Baby chicks, like most people, have a mental number line which places lower numbers to the left and higher ones to the right, according to new research.
The basis for the study was that scientists were interested in testing whether the left-to-right number line typical in people is an artifact of human culture or a more innate characteristic. Regardless of cultural background and mathematical training, all humans seem to have an intuitive sense of numerical magnitude (what is called “numerosity”).

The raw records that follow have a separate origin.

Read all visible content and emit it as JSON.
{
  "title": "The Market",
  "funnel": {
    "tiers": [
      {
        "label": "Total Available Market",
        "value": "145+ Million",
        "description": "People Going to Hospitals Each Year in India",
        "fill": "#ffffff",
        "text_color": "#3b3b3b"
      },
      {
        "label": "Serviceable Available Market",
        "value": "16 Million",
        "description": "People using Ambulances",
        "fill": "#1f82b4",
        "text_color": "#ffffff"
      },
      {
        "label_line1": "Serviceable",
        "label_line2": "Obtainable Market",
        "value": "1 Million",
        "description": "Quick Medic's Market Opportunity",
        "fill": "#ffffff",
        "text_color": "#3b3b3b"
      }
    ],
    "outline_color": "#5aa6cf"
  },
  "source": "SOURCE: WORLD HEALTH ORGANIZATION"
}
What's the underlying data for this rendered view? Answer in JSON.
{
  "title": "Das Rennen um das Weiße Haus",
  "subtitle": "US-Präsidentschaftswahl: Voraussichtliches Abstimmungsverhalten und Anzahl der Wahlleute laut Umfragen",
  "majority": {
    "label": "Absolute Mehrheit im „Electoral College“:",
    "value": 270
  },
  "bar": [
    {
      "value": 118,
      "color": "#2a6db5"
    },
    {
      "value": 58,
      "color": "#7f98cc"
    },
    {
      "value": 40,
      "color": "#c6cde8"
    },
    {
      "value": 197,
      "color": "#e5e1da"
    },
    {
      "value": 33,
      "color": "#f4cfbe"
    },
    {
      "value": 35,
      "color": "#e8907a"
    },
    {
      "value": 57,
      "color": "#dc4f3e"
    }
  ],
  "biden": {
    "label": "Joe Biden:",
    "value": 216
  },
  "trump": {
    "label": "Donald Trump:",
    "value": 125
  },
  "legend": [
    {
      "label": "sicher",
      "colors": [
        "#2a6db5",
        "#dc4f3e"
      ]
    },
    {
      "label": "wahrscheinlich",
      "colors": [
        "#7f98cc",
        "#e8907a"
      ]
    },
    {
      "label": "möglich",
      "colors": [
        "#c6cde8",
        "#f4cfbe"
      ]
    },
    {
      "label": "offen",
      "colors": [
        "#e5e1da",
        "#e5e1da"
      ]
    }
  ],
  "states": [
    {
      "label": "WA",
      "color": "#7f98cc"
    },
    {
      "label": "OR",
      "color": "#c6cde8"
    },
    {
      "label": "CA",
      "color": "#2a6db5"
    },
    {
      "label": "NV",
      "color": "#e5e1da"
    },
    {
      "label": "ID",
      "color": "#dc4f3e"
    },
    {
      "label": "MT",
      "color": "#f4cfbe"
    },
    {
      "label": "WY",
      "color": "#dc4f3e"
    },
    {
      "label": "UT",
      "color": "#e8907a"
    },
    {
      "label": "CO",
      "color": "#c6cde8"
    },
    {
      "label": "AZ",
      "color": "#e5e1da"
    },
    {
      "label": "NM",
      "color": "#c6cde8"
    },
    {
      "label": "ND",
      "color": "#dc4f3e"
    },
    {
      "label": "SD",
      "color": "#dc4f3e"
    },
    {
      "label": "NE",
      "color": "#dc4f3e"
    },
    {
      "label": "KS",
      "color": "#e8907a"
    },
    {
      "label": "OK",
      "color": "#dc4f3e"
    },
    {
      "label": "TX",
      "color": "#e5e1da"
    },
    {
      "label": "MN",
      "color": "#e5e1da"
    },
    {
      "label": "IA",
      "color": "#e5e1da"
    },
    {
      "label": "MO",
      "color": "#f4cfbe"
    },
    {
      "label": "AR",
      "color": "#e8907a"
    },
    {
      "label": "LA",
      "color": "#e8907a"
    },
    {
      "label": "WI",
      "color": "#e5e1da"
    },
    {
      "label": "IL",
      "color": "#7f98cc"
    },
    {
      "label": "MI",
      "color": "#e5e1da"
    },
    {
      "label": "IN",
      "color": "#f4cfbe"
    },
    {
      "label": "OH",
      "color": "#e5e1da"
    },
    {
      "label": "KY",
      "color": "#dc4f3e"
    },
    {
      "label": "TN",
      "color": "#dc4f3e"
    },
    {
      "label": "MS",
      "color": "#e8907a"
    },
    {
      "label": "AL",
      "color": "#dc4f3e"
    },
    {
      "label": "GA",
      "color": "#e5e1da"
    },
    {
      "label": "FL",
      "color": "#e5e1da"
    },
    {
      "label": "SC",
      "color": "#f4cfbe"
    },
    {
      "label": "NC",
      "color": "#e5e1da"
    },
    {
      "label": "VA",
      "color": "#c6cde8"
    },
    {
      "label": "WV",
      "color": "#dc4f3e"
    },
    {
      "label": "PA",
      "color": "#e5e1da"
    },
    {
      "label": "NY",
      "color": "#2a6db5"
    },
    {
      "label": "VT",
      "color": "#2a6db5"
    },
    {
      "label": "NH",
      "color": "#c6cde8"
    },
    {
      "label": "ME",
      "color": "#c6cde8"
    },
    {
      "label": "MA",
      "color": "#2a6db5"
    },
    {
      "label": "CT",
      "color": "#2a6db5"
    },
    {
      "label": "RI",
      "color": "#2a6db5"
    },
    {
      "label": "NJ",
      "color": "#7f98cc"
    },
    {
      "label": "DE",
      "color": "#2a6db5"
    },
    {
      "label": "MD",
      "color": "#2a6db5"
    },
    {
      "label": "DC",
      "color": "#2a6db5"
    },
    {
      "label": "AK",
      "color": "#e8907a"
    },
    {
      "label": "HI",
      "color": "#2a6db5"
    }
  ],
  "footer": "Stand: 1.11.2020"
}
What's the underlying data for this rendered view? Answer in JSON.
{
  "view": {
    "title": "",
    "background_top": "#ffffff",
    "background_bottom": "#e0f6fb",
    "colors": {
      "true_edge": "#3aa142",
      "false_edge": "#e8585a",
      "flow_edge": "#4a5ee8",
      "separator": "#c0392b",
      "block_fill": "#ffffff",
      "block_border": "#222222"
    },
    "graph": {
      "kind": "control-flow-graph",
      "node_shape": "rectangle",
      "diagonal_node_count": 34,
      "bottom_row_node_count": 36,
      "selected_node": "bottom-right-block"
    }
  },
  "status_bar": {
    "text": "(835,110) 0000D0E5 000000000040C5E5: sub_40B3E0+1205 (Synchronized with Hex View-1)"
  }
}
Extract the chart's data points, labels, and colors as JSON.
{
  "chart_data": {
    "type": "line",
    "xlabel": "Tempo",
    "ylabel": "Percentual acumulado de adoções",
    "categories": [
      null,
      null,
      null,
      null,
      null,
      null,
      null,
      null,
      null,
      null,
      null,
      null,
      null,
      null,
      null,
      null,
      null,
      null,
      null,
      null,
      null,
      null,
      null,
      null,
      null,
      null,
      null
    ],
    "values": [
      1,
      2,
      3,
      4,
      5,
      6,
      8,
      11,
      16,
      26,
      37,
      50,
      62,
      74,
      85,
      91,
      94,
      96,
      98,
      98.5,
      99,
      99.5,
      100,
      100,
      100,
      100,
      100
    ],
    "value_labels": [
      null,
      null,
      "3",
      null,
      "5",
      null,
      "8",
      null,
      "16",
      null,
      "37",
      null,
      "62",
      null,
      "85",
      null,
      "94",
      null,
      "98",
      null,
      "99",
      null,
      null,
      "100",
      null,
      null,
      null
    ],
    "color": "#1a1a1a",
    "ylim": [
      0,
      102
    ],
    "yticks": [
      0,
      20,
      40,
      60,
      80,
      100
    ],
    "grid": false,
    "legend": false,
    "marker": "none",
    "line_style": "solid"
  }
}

In order to examine how animals might correlate numbers of different sizes with physical space, the researchers trained three-day-old chicks to find food behind a panel with five red dots. When the trained chicks were presented with two panels, each with two dots, 71 percent of them approached the leftmost panel first in search of food. However, according to National Geographic’s Not Exactly Rocket Science, when the chicks instead encountered two panels that each had eight dots, the same number of chicks turned right.
In a separate experiment, where eight was a smaller number of dots than the training panel, which had 20, the chicks turned to the left panel of eight dots, suggesting that they processed the numbers relative to one another, rather than by their absolute value.
Discussing the findings with Live Science, lead author Rosa Rugani of the University of Padova, Italy said: “This resembles humans’ behavior in responding to numbers.”
The findings have been published in the journal Science. The research paper is titled “Number-space mapping in the newborn chick resembles humans’ mental number line.”